Most Helpful Guys
I see too many types of intelligence, all admirable, to define it. I value people of worth whether we're talking a high school dropout with amazing artistic talent or a PhD in physics who makes groundbreaking discoveries about the universe or an athlete who didn't excel school but does things with their bodies that few of us could ever hope to do or social butterflies who get along so well with people in a way that few can ever do or musicians who can play an instrument with unbelievable skill.
>> How would you decide if someone you meet is intelligent in real life
I don't, and I technically have a "genius" level IQ with a Mensa membership (which I quickly grew tired of because I found it obnoxious). I was also 4.0 GPA student and so forth and I still admire too many different types of people to say whatever my type of "intelligence" I possess is superior to anyone else's. I'm decent at certain things, I'm bad at other things. I have areas where I specialize and I have areas of complete ignorance. And that's the case with just about everyone else I met.
Intelligence is multidimensional, okay, but there are people who confuse that hypothesis with other pandering theories such as being good at quipping and banters or saying the right things during conversation is a better indicator of intelligence than simply your GPA 😂These guys tend to have an irrational dislike for any attempt to measure intelligence by tests, and I'm willing to bet they dislike any attempt to quantify abstract concepts and with it, math, physics, scientific methods...
Despite the multi-dimensionality, the skills at all mental tasks tend to be positively correlated. This correlation is a consequence of the fact that various mental activities depend on "similar circuits" in the brain etc. It means there exists a vaguely defined direction in the space of cognitive skills or an inaccurately defined variable that will be very useful for predicting many aspects of the individual or group's cognitive skills:
So the very basic experimental observation that makes it useful to think about things like the g factor or the IQ is that the results in various kinds of cognitive skills tests are positively correlated with each other. So one may construct some kind of a weighted average of all the "kinds of IQ" to produce one that is most helpful for the predictions of all types of cognitive tests, one that is rather strongly correlated with all of them.
Howard Gardner has developed the theory of multiple intelligences, my favorite meme, after other researchers pointed out that this guy basically conflated success in sports/music/business with cognitive abilities (athletic skills like how fast you can run means intelligence to him lol? musical skills? conversational skills? social skills?) thus making this term even more ill defined. Then people pointed out the huge positive correlation amongst his so called "independent domains of intelligence" that could easily be measured, this basically falsified his whole theory (but of course he still tried to add more excuses for that correlation, so without ever being falsified, his theory is becoming more and more like pseudo science)

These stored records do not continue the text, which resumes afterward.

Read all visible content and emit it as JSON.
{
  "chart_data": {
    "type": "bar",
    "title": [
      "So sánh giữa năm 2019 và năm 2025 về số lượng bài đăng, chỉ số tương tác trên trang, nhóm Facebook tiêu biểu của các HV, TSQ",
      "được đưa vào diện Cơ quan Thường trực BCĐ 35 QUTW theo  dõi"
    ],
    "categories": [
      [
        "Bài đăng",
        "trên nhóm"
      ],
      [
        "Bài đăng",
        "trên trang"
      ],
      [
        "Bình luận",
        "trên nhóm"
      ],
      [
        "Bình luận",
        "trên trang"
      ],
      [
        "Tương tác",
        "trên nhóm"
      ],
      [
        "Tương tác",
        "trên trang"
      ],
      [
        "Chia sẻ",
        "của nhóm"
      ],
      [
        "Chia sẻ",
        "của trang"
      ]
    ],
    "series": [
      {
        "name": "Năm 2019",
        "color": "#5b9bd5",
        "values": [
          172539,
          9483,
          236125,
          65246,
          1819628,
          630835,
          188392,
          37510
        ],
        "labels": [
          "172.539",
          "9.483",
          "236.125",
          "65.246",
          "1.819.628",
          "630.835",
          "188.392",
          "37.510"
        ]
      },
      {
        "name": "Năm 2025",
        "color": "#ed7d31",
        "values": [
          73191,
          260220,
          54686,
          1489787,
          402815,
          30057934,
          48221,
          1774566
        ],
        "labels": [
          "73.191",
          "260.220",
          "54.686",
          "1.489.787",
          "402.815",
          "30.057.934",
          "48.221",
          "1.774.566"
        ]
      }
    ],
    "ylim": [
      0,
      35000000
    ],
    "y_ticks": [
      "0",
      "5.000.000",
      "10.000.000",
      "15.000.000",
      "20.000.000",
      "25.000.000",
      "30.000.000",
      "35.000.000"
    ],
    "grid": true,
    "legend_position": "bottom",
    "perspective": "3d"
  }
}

Personally I consider someone intelligent when they are good at math. When someone is good at mathematics at school, she is likely to be good at physics as well, and so on. This is the same correlation above, so even if I didn't get the exact dimension, I could still make reasonably accurate conclusion.
Most Helpful Girl
Someone who can create new things from the things that they already know that can change something. Lol being good at school means nothing because you just need to memorize, but if you are able to take everything you memorize and turn it in to something that's intelligence.